I think that they're probably just using some base minimum as a number for the spec. I wouldn't over-think it too much.

There's no real objective standard for what's considered "minimum illumination." You'd think that within the same vendor they'd be consistent and you'd see some difference especially when they're giving it to 3 decimal places. But I think it's likely a case of showing precision without that necessarily indicating absolute accuracy.

You could hit up Andy here and see if he can shed some light (no pun intended) on how they do that aspect of their specs.
 
no, 1/2.8"@4MP will not work well in low light conditions, consider 5A425XA-HNR. Data sheets not always show reality and sometimes they simply have errors.
I think that they're probably just using some base minimum as a number for the spec. I wouldn't over-think it too much.

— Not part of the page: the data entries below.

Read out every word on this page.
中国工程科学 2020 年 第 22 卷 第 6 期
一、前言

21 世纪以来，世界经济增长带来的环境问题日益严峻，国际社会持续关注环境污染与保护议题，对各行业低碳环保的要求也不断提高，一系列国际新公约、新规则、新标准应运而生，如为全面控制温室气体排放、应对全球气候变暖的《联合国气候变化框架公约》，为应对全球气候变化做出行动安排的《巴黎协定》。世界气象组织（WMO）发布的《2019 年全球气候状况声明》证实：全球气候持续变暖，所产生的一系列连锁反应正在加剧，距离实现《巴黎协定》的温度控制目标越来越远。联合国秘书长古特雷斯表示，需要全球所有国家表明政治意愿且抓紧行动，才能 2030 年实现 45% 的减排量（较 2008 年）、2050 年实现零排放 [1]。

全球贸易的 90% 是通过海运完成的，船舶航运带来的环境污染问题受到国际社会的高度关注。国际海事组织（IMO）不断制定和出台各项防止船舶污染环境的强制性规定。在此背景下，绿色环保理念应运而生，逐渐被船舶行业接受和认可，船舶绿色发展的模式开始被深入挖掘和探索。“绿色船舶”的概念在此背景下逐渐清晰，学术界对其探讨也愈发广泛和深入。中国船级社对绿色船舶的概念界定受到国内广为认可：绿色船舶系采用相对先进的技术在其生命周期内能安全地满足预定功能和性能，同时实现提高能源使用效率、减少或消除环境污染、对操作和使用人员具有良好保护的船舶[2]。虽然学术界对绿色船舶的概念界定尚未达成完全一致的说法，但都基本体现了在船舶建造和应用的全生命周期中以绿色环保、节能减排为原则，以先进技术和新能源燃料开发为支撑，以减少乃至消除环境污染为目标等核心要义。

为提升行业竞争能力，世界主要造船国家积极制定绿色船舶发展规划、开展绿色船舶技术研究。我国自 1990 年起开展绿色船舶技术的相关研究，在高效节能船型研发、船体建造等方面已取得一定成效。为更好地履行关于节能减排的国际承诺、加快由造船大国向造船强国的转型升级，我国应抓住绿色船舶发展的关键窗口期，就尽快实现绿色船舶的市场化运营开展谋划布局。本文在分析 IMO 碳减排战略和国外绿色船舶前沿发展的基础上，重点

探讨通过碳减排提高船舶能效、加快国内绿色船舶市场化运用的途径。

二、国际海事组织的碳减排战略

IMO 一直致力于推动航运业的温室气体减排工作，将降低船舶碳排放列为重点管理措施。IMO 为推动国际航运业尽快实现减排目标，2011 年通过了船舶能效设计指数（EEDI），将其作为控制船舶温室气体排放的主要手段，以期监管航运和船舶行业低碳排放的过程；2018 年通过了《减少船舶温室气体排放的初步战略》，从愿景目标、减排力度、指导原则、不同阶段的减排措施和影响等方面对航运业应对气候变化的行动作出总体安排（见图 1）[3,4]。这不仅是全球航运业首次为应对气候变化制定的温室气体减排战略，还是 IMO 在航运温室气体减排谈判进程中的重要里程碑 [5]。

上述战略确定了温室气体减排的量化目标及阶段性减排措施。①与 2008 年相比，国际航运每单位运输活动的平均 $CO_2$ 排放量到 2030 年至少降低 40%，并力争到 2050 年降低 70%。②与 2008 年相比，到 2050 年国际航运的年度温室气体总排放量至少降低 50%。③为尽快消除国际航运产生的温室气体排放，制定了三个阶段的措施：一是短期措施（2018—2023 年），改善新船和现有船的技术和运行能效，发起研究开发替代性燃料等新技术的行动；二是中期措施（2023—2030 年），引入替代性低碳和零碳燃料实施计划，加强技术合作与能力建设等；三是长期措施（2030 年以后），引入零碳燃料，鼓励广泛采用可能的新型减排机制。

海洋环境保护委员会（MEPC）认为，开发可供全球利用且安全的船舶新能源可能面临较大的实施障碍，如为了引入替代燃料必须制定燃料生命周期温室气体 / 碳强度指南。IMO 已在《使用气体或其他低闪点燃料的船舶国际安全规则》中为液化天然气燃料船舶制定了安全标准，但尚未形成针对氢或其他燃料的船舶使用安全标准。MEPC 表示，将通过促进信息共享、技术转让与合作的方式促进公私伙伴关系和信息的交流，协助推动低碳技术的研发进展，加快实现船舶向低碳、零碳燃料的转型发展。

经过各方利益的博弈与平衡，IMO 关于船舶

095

There's no real objective standard for what's considered "minimum illumination." You'd think that within the same vendor they'd be consistent and you'd see some difference especially when they're giving it to 3 decimal places. But I think it's likely a case of showing precision without that necessarily indicating absolute accuracy.

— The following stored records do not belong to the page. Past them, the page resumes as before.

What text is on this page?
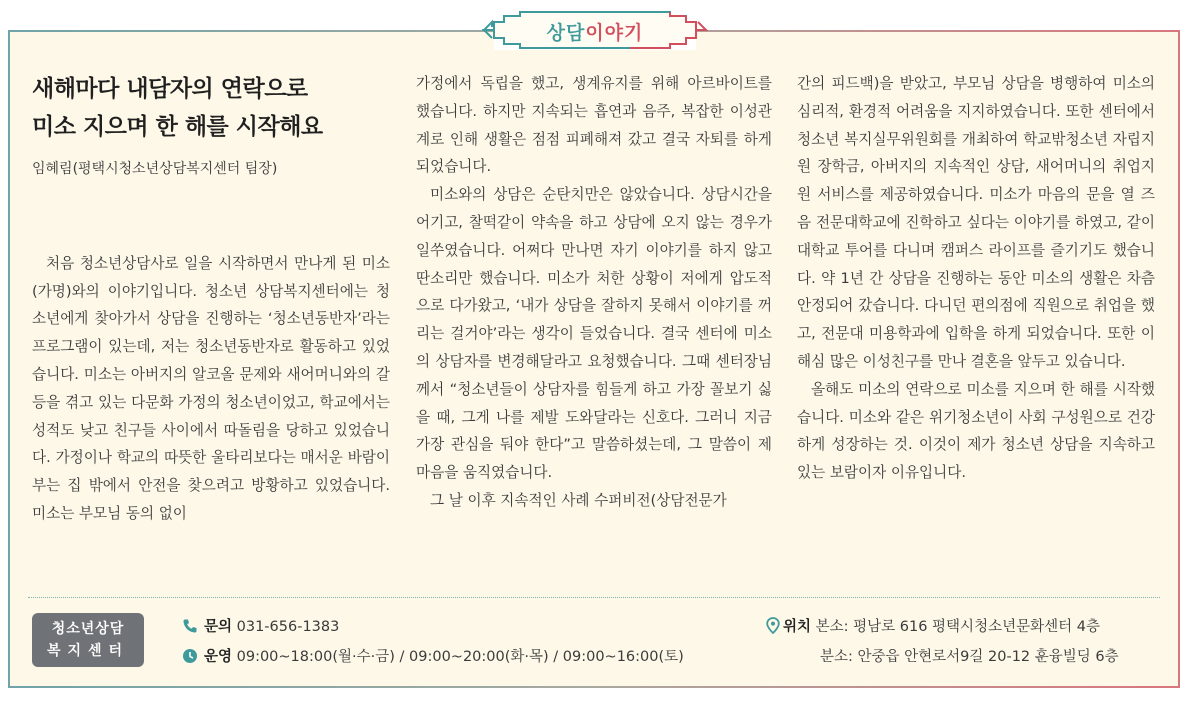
상담이야기
새해마다 내담자의 연락으로
미소 지으며 한 해를 시작해요
임혜림(평택시청소년상담복지센터 팀장)

처음 청소년상담사로 일을 시작하면서 만나게 된 미소(가명)와의 이야기입니다. 청소년 상담복지센터에는 청소년에게 찾아가서 상담을 진행하는 ‘청소년동반자’라는 프로그램이 있는데, 저는 청소년동반자로 활동하고 있었습니다. 미소는 아버지의 알코올 문제와 새어머니와의 갈등을 겪고 있는 다문화 가정의 청소년이었고, 학교에서는 성적도 낮고 친구들 사이에서 따돌림을 당하고 있었습니다. 가정이나 학교의 따뜻한 울타리보다는 매서운 바람이 부는 집 밖에서 안전을 찾으려고 방황하고 있었습니다. 미소는 부모님 동의 없이

가정에서 독립을 했고, 생계유지를 위해 아르바이트를 했습니다. 하지만 지속되는 흡연과 음주, 복잡한 이성관계로 인해 생활은 점점 피폐해져 갔고 결국 자퇴를 하게 되었습니다.

미소와의 상담은 순탄치만은 않았습니다. 상담시간을 어기고, 찰떡같이 약속을 하고 상담에 오지 않는 경우가 일쑤였습니다. 어쩌다 만나면 자기 이야기를 하지 않고 딴소리만 했습니다. 미소가 처한 상황이 저에게 압도적으로 다가왔고, ‘내가 상담을 잘하지 못해서 이야기를 꺼리는 걸거야’라는 생각이 들었습니다. 결국 센터에 미소의 상담자를 변경해달라고 요청했습니다. 그때 센터장님께서 “청소년들이 상담자를 힘들게 하고 가장 꼴보기 싫을 때, 그게 나를 제발 도와달라는 신호다. 그러니 지금 가장 관심을 둬야 한다”고 말씀하셨는데, 그 말씀이 제 마음을 움직였습니다.

그 날 이후 지속적인 사례 수퍼비전(상담전문가

간의 피드백)을 받았고, 부모님 상담을 병행하여 미소의 심리적, 환경적 어려움을 지지하였습니다. 또한 센터에서 청소년 복지실무위원회를 개최하여 학교밖청소년 자립지원 장학금, 아버지의 지속적인 상담, 새어머니의 취업지원 서비스를 제공하였습니다. 미소가 마음의 문을 열 즈음 전문대학교에 진학하고 싶다는 이야기를 하였고, 같이 대학교 투어를 다니며 캠퍼스 라이프를 즐기기도 했습니다. 약 1년 간 상담을 진행하는 동안 미소의 생활은 차츰 안정되어 갔습니다. 다니던 편의점에 직원으로 취업을 했고, 전문대 미용학과에 입학을 하게 되었습니다. 또한 이해심 많은 이성친구를 만나 결혼을 앞두고 있습니다.

올해도 미소의 연락으로 미소를 지으며 한 해를 시작했습니다. 미소와 같은 위기청소년이 사회 구성원으로 건강하게 성장하는 것. 이것이 제가 청소년 상담을 지속하고 있는 보람이자 이유입니다.

청소년상담
복지센터
문의 031-656-1383
운영 09:00~18:00(월·수·금) / 09:00~20:00(화·목) / 09:00~16:00(토)
위치 본소: 평남로 616 평택시청소년문화센터 4층
분소: 안중읍 안현로서9길 20-12 훈융빌딩 6층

You could hit up Andy here and see if he can shed some light (no pun intended) on how they do that aspect of their specs.
I suspect error is the case. The min illum numbers are useful to me as I have a number of Dahua cameras so it gives me a rough sense of sensitivity comparison. The spec is also useful when trying to compare Dahua models. I'm guessing the correct min illum specs are for the 2MP sensors as those are usually the first batches on new chips. It seems lazy not to re-test on higher MP releases, and deceiving at worse.
 
Yes, could be that too. Not at all uncommon with spec sheets like that to have cases where they've just copied over from another earlier version.

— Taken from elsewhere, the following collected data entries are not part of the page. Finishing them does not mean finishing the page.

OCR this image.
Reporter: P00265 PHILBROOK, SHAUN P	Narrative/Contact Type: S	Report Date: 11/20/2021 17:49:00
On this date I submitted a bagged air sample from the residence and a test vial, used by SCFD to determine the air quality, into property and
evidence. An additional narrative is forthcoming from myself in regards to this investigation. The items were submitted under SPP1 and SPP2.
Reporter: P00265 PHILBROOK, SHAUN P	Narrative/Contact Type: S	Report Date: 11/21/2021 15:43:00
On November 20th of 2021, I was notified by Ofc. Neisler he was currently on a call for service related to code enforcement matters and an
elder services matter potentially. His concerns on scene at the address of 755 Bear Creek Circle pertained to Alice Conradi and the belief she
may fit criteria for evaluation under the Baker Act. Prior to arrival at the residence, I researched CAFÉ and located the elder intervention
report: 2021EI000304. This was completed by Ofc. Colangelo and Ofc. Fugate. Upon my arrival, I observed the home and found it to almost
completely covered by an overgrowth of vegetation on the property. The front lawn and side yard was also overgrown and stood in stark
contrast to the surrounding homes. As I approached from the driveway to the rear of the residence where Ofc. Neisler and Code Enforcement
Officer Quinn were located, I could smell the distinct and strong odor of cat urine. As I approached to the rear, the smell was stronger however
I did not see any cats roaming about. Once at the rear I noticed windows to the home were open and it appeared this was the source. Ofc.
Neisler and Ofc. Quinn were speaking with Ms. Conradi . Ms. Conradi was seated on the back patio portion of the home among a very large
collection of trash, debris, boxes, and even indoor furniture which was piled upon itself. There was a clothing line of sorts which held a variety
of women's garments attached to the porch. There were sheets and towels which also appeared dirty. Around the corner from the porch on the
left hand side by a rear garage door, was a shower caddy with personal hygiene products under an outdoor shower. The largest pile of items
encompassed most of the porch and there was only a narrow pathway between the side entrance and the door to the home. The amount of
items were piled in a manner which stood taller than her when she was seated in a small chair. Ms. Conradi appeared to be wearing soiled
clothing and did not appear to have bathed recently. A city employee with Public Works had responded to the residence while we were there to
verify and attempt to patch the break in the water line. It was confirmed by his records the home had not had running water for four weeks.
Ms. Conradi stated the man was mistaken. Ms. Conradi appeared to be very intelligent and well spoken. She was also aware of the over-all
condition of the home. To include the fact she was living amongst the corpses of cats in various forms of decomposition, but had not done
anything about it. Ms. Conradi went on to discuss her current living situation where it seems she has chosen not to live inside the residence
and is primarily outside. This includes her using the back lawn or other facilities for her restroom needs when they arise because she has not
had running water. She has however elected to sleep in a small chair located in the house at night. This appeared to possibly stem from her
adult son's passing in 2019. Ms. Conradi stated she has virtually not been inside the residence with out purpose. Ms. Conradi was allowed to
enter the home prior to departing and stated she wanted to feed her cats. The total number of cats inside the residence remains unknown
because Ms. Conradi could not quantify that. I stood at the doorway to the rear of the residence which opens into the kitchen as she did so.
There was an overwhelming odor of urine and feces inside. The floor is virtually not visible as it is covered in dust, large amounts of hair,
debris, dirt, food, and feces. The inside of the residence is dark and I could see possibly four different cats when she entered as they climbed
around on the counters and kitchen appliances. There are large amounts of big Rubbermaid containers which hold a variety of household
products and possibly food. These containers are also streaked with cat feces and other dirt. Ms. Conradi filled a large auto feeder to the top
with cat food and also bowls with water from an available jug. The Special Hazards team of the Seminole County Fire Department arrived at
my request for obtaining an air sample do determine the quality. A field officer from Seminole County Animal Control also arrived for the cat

Even if you have two different numbers I'm not sure that it means a lot. Unless you have you have more details as far as what "minimum illumination" actually means and you know that's applied consistently across models. And you know that's done in a consistent way. You'd hope that's the case but not necessarily so. Then you get to the next level of whether a shown spec of .0003 vs .0005 really makes any practical difference in actual use, When you see order of magnitude differences then, yes, that probably tells you something.
 
You need the spec sheets for the actual sensors to do a comparison. While the camera vendor might say a sensor size is 1/2.8, Sony calls it "Type 1/2.8". For example, the IMX290/291 is a Type 2.8. The spec sheet says the sensor diagonal size is 6.46mm or 0.2543 inches. If my work experience is any guide, Engineering called it 1/4 and Marketing changed it to Type 1/2.8. The IMX178 sensor is a Type 1/1.8. Spec sheet says diagonal size is 8.92mm, or 0.3512". Sounds pretty close to 1/3 to me. The IMX347, also a Type 1/1.8 sensor is 9.04mm diagonal, which is about 1/2.81 .
 
I don't know how we could get that info except directly from Dahua. That may be true but doesn't explain how min illum numbers could be identical when Dahua calls both image sensors "1/2.8" STARVIS™ CMOS". I highly doubt they would be swapping complete sensor types when the other indicators suggest they are identical other than the MP. Either the sensors themselves are completely different and they happen to have the same min illum numbers, or the min illum numbers are wrong for one of them.